INVENTOR Branko Babic has accused Prime Minister Tony Blair of ignoring his pleas for help in clawing back £100m he claims he is owed by US oil firms.

Mr Babic, of Summertown, Oxford, appeared in the Oxford Mail in March, claiming he had not picked up a penny in royalties for his idea on how to extinguish burning oil wells, which he dreamed up in 1991.

The method was used successfully by dozens of American oil companies called into extinguish hundreds of burning wells in Kuwait, following the Iraqi withdrawal in the wake of the Gulf War. The brainwave involved using a crane to lower a tall metal tube onto the burning well. The tube acted as a chimney, drawing oil up into it and causing the flame to burn at the top. The well then cooled down, allowing engineers to repair it.

Mr Babic says the oil firms reaped in £2bn in payments for using the method but says even though he patented the idea, he has not been paid his share.

Following the Oxford Mail's story, Mr Babic wrote to Mr Blair and the Department of Trade and Industry, but was told his only course of action would be a lengthy court battle he says he can't afford.
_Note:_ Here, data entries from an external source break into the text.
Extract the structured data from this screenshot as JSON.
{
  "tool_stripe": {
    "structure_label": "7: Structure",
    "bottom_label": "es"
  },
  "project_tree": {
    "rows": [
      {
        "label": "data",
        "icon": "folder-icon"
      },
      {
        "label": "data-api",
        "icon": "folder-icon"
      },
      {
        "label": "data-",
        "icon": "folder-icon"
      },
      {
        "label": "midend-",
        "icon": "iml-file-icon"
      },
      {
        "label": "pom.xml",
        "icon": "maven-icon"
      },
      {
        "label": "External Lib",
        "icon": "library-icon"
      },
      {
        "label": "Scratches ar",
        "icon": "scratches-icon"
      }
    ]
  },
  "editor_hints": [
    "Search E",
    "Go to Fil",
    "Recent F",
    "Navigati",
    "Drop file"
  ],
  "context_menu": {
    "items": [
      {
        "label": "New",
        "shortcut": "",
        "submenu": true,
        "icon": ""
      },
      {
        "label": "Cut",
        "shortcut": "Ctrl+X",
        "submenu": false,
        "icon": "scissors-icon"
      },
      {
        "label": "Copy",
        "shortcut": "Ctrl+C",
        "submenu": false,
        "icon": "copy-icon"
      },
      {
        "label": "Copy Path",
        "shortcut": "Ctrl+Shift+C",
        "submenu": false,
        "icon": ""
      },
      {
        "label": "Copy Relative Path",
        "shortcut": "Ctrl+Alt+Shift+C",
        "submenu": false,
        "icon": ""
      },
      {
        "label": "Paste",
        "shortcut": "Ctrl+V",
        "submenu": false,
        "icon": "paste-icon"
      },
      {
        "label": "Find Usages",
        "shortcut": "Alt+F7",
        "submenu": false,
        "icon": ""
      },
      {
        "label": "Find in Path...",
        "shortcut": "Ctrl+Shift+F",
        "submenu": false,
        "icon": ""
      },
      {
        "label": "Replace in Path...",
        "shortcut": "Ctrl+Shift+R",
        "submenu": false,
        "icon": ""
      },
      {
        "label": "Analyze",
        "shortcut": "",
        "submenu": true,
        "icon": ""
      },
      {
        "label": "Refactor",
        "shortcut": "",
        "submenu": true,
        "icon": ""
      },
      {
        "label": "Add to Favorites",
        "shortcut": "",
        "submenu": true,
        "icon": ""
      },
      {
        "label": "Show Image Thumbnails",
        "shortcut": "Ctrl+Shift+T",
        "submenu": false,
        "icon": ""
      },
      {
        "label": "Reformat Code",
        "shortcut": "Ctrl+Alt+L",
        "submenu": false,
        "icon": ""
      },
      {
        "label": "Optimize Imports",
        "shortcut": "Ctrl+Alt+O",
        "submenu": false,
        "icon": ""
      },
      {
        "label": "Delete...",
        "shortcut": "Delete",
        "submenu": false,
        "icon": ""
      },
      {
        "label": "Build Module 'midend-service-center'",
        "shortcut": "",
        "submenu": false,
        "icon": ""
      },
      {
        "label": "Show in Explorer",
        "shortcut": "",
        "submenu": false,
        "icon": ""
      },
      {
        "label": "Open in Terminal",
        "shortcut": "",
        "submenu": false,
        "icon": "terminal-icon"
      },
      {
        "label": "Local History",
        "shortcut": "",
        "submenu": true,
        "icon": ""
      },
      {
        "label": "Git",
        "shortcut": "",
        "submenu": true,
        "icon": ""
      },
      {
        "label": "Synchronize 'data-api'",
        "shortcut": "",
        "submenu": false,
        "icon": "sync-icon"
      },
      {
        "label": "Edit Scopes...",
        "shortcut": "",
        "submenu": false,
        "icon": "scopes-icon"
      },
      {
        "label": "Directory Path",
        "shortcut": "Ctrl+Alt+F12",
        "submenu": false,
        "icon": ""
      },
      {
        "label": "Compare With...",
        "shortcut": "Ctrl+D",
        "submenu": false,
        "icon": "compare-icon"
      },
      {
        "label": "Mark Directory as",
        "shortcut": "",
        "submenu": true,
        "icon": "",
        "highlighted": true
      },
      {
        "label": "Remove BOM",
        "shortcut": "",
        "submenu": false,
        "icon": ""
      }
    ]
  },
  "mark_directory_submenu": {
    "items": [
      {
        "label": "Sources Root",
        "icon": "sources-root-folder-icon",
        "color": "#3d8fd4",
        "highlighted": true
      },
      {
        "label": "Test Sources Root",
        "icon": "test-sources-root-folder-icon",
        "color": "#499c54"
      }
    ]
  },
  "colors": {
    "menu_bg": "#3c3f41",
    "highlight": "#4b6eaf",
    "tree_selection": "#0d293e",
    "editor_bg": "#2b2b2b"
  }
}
Mr Babic said: "Everyone who is in a position to do something about plagiarism is avoiding the position as if it were the plague. Everybody knows and yet no-one will help me retrieve the stolen money.

"I have developed exceptionally useful technology which has earned billions for third parties. I have complied with all rules and regulations, at very considerable sacrifice, governing intellectual patent law and still the very valuable intellectual property protected by these mechanisms is stolen with impunity."

Mr Babic's letter from the Prime Minister referred him to the DTI, which says it cannot help him either.

In a letter sent to him from the DTI, Ms Barbara Squires, from its intellectual property policy directorate, told him: "Patent rights are private rights and, as such, it is for the right owners to enforce.

"I am sorry we are unable to help any further."